EASTHAM — Most mornings, the grounds of the Penniman House at Fort Hill are a peaceful setting for birds, squirrels, and the occasional tourist. But on the morning of April 9, the historic building was surrounded by a crew of workers revving chain saws, driving trucks, raising a scissor lift, and hoisting themselves into cottonwoods.
The crew was composed of a handful of Cape Cod National Seashore staff and a team of 14 members of the Arborist Incident Response (AIR) team, a network of experienced arborists from National Park Service sites across the country. When there is need for specialized tree work, such as after a natural disaster or during extensive maintenance, the AIR team is sometimes called to address it.
“They’ll put a call out for the team, and whoever’s available will go,” said Dan McCarthy, chief of facilities for the Seashore and former program manager for the AIR program. The crew arrived on April 6 and will be working in locations across the Park until April 13. “They’re working 12-hour days when they’re here,” McCarthy said.
AIR arborists came to the Outer Cape from places as varied as the Statue of Liberty and Fire Island and as far away as Maine and Georgia. Their reason for visiting is an extensive maintenance project aimed at protecting historic structures from the dual threat of tree collapse and fire.
McCarthy said the team will focus on “hazard trees” — trees and branches that could fail and end up causing damage as they come down.
At the Penniman House, the main hazard trees are the pair of cottonwoods that stand over the house’s ocean-facing wall. The trees needed to be trimmed of their dead wood and damaged limbs — a job the AIR team, with its members’ extensive experience working in the canopies of trees, is well suited for, McCarthy said.
Cape Cod National Seashore staff do some work to prevent hazard trees from damaging their historic sites, but without extensive tree climbing experience, it can be challenging to do more than address problems as they arise, McCarthy said. The AIR team, he said, allows the park to get ahead of problems by removing potential hazards before they become dangerous.
Besides this work at the Penniman House, the crew will take on projects at Nauset Light in Eastham, the Atwood-Higgins House in Wellfleet, and the Jedidiah Higgins House in Truro, among other locations.

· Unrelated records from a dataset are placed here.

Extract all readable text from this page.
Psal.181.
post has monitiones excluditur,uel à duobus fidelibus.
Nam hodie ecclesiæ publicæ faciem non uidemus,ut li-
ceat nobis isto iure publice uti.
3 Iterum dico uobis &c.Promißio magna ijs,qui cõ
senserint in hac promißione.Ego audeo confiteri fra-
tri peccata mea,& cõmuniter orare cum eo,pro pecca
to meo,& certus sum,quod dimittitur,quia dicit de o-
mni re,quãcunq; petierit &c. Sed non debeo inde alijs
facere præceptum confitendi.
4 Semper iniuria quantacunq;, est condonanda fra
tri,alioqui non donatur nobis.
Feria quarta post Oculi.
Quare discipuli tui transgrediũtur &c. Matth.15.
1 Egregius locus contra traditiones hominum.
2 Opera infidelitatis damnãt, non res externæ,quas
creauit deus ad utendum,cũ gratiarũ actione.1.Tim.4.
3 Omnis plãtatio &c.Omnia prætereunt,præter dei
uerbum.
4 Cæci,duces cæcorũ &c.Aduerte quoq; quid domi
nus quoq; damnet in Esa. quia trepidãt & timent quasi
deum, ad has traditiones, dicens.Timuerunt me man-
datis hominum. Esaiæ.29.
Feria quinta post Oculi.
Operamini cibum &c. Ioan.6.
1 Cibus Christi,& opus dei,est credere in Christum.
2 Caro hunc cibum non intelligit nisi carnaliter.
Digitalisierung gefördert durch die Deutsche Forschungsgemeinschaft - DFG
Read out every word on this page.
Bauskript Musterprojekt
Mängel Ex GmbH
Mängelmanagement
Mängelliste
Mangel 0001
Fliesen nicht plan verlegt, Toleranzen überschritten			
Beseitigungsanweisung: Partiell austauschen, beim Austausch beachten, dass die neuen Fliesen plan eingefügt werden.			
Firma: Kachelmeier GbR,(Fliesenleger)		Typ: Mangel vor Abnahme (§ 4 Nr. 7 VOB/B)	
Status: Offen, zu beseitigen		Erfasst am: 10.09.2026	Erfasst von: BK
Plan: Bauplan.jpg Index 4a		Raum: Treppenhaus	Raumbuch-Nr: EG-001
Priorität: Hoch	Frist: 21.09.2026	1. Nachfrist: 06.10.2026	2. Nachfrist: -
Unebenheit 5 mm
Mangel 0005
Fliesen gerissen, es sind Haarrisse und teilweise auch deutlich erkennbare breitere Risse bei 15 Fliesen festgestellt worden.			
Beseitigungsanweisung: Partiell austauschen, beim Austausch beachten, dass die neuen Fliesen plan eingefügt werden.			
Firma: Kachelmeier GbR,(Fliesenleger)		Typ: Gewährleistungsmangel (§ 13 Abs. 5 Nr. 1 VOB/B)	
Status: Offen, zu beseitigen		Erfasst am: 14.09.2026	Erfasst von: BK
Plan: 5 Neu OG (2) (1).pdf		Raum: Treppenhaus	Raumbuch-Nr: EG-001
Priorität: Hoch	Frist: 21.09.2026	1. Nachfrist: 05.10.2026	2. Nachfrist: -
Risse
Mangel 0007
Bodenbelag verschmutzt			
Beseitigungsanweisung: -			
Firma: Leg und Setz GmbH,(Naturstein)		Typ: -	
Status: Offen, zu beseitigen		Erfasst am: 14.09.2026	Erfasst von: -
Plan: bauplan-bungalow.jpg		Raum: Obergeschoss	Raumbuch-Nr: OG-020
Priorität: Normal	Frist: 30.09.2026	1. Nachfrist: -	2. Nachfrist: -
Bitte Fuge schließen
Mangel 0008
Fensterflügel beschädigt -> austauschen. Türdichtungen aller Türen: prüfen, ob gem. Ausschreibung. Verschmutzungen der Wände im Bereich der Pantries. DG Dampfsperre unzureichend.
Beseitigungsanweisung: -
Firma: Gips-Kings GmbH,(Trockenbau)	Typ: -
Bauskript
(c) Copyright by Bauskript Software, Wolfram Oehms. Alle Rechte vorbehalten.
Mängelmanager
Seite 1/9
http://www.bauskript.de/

The other key aspect of the team’s work is fire suppression. CCNS abides by the Wildland-Urban Interface Code, a set of guidelines created by the International Code Council to prevent wildfires, said Michael Valora, chief ranger for the Seashore. These guidelines suggest reducing vegetation up to 100 to 150 feet around a building to minimize a property’s “fuel load,” Valora said.
At the Penniman House, the fuel load reduction involved removing all vegetation within 10 to 20 feet, McCarthy said, and further removing dead vegetation and fallen trees farther away from the house. While some AIR arborists were climbing trees, others were working in the surrounding vegetation to get the Penniman House grounds in line with the code.
This creates a so-called defensible space, McCarthy said, to keep wildfires contained and prevent them from approaching historic structures.
Creating defensible spaces is part of the Park’s fire management plan, said Valora. The plan was rewritten in 2022, he said, which led to the Park keeping extra staff on duty during last summer’s period of elevated fire danger.
Enacting the plan hasn’t been easy without David Crary, the former fire management officer at the Park, who retired in December 2021. Since Crary’s retirement, there has been no dedicated fire officer at the Seashore, according to Valora, although an effort to find an assistant fire management officer is underway — a process he said he hopes will conclude within the next several months.
There are also plans to perform a controlled burn near the Penniman house in the fall, according to an email from the Seashore’s Linzy French. The purpose will be to reduce the fuel load in the area and preserve the open space that was present when Capt. Edward Penniman had the house built in 1868 and the Knowles family farmed the land between Fort Hill and Skiff Hill to the north.